Actually, ABC News has the details of a "talking points" memo that has circulated to GOP operatives calling the situation "a great political issue".
This kind of policy should NOT be decided on the fly in front of cameras while a family is torn apart by a very personal decision.
I think as much as everyone is saying we shouldn't assume that Terri wants to die, we should equally not assume that she DOESN'T. It is possible, maybe even probable. Look at this column that appeared in the Globe on Saturday from bioethicist Lynda MacDonald Glenn:
"I lost my first husband, Jack MacDonald, to cancer in 1984. He died after a long struggle that led ultimately to the question of whether to insert a feeding tube to prolong his life. Jack's chemotherapy had caused nausea, mouth sores, and esophageal ulcers and his oncologist had ordered a feeding tube. As I sat by Jack's bedside while the surgeon discussed the procedure, my husband start to cry. "Please no more . . . let me go," he pleaded.
Stunned, I didn't know what to say. Jack took my hand, grasped it and repeatedly said, "Please no feeding tubes, no more tubes . . . no more." He paused, rested a moment, then smiled (as if he knew what I was thinking) and said, "And if you wait until I'm unconscious to put one in, I swear I will come back after I've died and haunt you for doing that." I cried and laughed at the same time and promised I would never do that to him.
I loved Jack and I did not want to let him go, but I did not want to see him suffer any more. Jack had realized the fight was over long before I did; he tried to reassure me that he wasn't frightened and that he wasn't in any pain, and I shouldn't worry. Ultimately, I honoured his wishes; but it was, without a doubt, one of the most difficult decisions of my life. A few weeks later, Jack slipped into unconsciousness and died quietly, peacefully, on Feb. 8, 1984, at 6:33 p.m."
I know, I know. She knew his wishes. I agree--this wouldn't be an issue if Terri Schiavo had a living will. My point is, how do we know she isn't suffering and wants out of this life?

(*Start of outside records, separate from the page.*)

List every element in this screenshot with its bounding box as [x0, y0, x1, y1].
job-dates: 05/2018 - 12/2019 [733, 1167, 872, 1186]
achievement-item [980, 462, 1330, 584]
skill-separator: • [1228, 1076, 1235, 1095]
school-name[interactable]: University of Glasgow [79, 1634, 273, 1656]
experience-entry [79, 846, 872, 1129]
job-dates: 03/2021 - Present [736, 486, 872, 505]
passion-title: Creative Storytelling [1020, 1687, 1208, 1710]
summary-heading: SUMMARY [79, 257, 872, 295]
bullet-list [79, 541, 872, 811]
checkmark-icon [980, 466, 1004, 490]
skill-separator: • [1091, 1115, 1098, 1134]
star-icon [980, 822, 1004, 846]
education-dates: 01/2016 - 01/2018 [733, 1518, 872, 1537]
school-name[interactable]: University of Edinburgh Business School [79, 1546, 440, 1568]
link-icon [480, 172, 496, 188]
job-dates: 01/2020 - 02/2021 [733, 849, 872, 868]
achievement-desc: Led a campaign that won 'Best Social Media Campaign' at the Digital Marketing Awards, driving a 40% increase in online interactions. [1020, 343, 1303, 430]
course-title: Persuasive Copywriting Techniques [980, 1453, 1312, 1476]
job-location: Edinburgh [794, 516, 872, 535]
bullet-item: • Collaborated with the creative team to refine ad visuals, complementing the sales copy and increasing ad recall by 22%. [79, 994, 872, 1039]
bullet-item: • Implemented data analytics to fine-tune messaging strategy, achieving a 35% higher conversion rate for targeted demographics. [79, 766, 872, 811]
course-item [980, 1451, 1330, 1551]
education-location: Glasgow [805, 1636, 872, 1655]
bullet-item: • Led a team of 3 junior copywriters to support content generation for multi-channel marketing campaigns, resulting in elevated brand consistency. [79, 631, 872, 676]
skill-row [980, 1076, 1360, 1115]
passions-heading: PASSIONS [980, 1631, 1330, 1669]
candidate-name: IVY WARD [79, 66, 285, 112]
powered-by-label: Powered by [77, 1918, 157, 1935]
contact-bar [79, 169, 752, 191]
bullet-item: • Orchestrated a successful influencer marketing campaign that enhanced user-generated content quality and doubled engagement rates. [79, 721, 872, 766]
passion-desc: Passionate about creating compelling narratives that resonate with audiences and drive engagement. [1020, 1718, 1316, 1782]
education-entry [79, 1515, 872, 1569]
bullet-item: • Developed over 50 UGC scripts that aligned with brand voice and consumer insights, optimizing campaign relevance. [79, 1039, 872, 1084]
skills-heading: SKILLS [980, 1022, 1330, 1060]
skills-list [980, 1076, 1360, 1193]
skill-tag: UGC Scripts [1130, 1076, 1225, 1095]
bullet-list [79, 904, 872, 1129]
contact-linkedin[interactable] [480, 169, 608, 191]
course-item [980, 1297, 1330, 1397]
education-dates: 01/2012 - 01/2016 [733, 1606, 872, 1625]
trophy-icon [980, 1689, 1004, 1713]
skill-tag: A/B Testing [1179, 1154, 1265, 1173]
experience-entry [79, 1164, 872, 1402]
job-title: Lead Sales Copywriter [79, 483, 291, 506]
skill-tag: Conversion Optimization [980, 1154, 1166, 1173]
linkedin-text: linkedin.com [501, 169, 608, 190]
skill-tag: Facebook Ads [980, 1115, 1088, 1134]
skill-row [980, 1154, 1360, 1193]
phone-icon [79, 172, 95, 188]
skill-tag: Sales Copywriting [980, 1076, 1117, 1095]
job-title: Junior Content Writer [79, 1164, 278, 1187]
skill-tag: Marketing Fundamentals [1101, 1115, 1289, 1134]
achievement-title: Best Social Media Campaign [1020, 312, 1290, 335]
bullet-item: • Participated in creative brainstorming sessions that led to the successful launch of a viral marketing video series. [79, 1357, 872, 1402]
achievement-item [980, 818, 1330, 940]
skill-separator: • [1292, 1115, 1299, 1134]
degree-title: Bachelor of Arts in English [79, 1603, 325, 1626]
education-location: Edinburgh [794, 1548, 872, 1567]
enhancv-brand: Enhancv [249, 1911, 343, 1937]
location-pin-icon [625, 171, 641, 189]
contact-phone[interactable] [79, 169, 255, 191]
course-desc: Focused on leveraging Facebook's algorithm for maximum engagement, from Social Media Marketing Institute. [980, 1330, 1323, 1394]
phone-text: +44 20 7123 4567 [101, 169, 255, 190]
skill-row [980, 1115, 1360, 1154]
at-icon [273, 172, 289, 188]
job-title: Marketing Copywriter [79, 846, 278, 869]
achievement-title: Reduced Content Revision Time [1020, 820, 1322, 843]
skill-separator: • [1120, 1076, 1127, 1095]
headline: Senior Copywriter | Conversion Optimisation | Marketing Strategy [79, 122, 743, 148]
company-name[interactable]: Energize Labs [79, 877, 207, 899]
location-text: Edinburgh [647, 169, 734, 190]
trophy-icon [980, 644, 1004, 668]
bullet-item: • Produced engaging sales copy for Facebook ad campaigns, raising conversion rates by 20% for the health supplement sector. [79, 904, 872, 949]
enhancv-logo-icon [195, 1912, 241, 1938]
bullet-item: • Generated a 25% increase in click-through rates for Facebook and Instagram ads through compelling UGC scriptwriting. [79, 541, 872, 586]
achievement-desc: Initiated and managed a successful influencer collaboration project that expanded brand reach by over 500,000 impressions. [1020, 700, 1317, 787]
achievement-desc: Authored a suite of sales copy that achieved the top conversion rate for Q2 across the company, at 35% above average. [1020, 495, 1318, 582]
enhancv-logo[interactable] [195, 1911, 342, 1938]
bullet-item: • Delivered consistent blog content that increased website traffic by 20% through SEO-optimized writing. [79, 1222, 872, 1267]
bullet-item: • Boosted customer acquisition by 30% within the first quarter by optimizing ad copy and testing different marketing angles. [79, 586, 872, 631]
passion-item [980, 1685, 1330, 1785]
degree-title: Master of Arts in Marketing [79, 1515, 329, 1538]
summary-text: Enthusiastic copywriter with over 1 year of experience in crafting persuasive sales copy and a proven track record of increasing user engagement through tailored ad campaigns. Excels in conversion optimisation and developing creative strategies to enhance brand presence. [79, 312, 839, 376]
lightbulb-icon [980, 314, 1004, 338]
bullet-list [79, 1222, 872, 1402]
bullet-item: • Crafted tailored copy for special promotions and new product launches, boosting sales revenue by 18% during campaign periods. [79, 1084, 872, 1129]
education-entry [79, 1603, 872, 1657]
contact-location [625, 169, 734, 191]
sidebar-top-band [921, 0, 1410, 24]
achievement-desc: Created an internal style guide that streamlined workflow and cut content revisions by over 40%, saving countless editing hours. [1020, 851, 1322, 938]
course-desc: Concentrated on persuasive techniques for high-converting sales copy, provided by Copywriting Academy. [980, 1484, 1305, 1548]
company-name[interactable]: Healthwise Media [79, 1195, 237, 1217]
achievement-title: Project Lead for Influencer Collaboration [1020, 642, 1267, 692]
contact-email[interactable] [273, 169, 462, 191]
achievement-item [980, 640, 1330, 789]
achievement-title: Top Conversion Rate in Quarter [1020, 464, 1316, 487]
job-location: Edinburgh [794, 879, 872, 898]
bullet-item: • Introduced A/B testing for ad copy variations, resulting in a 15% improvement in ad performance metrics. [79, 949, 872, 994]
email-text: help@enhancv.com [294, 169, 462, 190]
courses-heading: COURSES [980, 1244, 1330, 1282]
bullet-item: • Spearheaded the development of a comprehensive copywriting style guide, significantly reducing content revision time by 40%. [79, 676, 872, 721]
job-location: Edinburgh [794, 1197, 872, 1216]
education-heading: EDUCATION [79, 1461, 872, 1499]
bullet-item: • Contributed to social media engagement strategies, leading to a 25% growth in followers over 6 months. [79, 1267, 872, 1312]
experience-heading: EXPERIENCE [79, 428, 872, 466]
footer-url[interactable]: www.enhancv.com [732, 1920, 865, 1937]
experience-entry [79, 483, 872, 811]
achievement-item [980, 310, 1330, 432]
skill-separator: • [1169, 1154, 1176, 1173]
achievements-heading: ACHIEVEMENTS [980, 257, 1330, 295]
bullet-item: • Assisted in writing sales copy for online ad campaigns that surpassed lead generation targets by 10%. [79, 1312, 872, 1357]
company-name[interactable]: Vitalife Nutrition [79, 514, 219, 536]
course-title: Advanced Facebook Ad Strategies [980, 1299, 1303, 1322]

Who are we, as outside observers, to tell Terri she must live on, for who knows how long, in her current state (vegetative or otherwise). Are you telling me keeping her alive via a feeding tube is "natural"? She should have died in 1990 when brain damage allowed her to eat and drink on her own.
As I have stated before--we should all but out and let the family deal with this issue on their own. If the lawmakers in the U.S. want to change the laws (although I beleive in the right to die with dignity), then do so.
But for the right reasons. Not like this.